For someone who rose to prominence thanks to the power of her voice, Pamela Adlon is remarkable at being silent.
The actress, who won an Emmy for voicing a preteen boy on King of the Hill and has been a key creative force on Louie, brings her whole self to Better Things. (The comedy’s second season begins Thursday on FX.) And while the series will get your attention for the antic, frazzling comic sensibility—Adlon’s character Sam, a single mom, is besieged constantly by the demands of her three children as well as her aging mother—it’s in the quiet moments where the show finds a center not quite like anything else currently on the air.

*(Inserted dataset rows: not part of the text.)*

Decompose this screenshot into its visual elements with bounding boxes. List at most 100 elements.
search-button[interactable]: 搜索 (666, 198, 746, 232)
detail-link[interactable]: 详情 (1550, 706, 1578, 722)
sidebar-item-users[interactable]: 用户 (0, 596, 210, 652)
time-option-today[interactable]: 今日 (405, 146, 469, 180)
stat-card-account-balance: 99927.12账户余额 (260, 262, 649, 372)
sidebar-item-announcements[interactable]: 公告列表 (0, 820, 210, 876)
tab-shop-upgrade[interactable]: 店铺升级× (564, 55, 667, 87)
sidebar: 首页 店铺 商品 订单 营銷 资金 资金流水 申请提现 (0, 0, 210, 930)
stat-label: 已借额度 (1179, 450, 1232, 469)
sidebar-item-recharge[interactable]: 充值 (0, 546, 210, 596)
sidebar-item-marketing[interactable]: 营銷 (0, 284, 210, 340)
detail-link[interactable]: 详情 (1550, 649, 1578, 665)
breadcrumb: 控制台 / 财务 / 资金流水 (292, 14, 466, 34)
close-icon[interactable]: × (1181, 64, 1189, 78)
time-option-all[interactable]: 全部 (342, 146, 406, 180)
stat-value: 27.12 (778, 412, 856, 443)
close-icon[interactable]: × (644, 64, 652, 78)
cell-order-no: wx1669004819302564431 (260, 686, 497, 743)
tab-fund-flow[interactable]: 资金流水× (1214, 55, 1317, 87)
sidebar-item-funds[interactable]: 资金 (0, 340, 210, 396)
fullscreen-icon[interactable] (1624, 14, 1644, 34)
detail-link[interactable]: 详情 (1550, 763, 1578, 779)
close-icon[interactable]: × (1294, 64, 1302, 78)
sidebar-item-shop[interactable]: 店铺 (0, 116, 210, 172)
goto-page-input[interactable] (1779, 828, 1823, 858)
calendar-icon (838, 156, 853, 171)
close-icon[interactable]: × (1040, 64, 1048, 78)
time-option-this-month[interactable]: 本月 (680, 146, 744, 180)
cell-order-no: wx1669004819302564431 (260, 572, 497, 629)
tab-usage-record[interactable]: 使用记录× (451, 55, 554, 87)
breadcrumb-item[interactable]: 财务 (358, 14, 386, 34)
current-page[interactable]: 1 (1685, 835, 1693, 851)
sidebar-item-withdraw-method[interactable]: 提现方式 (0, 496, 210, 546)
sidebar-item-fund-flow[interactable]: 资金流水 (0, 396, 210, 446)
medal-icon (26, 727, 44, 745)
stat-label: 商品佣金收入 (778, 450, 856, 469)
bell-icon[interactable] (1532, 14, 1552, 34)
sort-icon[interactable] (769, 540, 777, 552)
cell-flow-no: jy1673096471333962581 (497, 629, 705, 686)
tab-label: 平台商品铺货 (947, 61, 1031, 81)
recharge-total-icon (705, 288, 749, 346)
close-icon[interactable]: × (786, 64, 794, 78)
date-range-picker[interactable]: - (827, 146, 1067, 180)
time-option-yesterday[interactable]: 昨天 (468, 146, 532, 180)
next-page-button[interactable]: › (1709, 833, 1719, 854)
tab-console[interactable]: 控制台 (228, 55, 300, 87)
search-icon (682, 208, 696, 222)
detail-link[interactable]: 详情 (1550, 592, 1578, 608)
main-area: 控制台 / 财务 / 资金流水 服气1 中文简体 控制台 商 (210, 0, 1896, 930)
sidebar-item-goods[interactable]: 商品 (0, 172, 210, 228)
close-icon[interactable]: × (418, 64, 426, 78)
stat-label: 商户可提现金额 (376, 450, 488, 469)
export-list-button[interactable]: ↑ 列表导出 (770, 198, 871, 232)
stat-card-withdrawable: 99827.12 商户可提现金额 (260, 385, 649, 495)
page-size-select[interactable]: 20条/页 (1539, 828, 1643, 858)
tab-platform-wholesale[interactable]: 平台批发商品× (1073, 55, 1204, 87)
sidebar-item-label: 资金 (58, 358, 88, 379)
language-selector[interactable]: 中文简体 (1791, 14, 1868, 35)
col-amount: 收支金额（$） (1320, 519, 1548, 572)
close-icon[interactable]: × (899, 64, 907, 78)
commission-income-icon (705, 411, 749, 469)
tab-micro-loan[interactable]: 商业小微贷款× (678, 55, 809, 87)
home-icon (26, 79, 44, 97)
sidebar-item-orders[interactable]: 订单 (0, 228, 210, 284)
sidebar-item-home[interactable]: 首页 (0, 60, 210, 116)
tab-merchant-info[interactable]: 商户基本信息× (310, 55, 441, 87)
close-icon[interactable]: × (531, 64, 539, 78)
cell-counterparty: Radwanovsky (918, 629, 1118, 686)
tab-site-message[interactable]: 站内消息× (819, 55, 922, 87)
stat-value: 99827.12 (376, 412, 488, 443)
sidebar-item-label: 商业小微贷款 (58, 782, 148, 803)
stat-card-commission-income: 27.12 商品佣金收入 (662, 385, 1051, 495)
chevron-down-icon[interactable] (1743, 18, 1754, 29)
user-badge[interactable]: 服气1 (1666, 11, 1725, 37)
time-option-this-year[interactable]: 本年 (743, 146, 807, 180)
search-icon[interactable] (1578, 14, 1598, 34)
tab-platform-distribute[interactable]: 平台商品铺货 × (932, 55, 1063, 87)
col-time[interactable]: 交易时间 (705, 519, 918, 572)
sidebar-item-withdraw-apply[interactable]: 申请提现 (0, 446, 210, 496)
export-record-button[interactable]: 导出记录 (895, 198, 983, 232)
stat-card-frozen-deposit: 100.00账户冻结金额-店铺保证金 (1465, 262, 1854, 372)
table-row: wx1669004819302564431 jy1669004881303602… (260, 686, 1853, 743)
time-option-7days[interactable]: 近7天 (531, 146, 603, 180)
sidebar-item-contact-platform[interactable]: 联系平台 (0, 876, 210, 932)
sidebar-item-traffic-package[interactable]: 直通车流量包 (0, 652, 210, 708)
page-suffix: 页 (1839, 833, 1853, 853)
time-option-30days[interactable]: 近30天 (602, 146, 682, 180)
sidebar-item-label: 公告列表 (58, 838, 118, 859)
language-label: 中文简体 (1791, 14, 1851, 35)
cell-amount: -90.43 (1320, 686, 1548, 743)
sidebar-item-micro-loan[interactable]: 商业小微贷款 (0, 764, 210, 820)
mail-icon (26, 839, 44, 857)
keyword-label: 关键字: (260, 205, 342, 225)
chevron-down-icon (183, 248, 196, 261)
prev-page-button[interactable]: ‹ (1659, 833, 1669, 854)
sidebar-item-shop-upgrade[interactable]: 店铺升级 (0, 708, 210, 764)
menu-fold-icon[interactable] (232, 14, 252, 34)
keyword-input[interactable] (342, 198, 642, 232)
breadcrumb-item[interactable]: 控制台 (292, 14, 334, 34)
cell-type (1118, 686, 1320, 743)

Since the first season, Sam, always under a fair amount of strain, has grown more frustrated. Her three girls (Mikey Madison, Hannah Alligood, and Olivia Edward) are growing into further moodiness and her mother (Celia Imrie) into further senescence. She’s not afraid to unload: yelling at a date whom she’s slept with but doesn’t really like, botching a weekend away with a man she seems to like a bit more. Crucially, it’s men for whom she saves her deepest ire. No matter how challenging her relationships with her daughters or her mother, they’re also sustaining.
As a performer, Adlon can play many notes. But she tends to like dischordant ones. In moments where a harried sitcom-mom would go big, Adlon chooses contemplation. In one remarkable moment in the season premiere, Sam reacts to her daughter’s admission that she’s in an overwhelming, age-inappropriate relationship by sending her away and then sitting alone and thinking, hard.
Other times, as when her children fail to show sufficient appreciation for her work as an actress (apparently Louie exists in this universe, if only as something to be channel-surfed past), a glancing blow to her ego mushrooms into a cathartic expression of upset. “I don’t want to have to wait until I’m dead for my kids to appreciate me!” she rages. “It really hurts my feelings that my work means nothing to you!”
Sam is capable of holding multiple anxieties in mind at once—that, say, her work as a jobbing actress who never found a signature role is often silly and degrading, but that it’s hers. Or that her kids are life-affirming joys to be around and also unappreciative jerks. Or that it hurts not to be acknowledged by them, but that’s not really what her pain is about.
Season 2 of Better Things is haunted by a sense of time passing, as Sam’s mother becomes incapable of caring for herself. One of Sam’s friends describes the process of caring for an ill parent to her: “You get used to things being hard where you can work to make them better, but this isn’t that. There’s no good end to this. It doesn’t get better. Your mother is going to get worse and worse, and then she’ll be gone.” Adlon just listens—if “just” is the word to use for a process underpinned by a million small internal calculations.
This is a huge leap forward for a show that was already quite strong. Better Things seems to have shed extant similarities to Louie, the other parenting-centric FX comedy and one whose creator Louis C.K. produces the show. Those ties aside, Better Things has become entirely its own thing, and developed a far more nuanced understanding of family life. There’s a floating sense to the storytelling, which introduces characters and situations without undue hand-holding—all before pinpointing the emotional situation through Adlon’s performance.
Directing every episode and grounding its complex emotional beats through a rock-solid, thought-through performance, Adlon comes as close to a pure auteur as TV gets. That her story is one imbued with both sadness and light makes Better Things one of television’s very best shows—in any genre.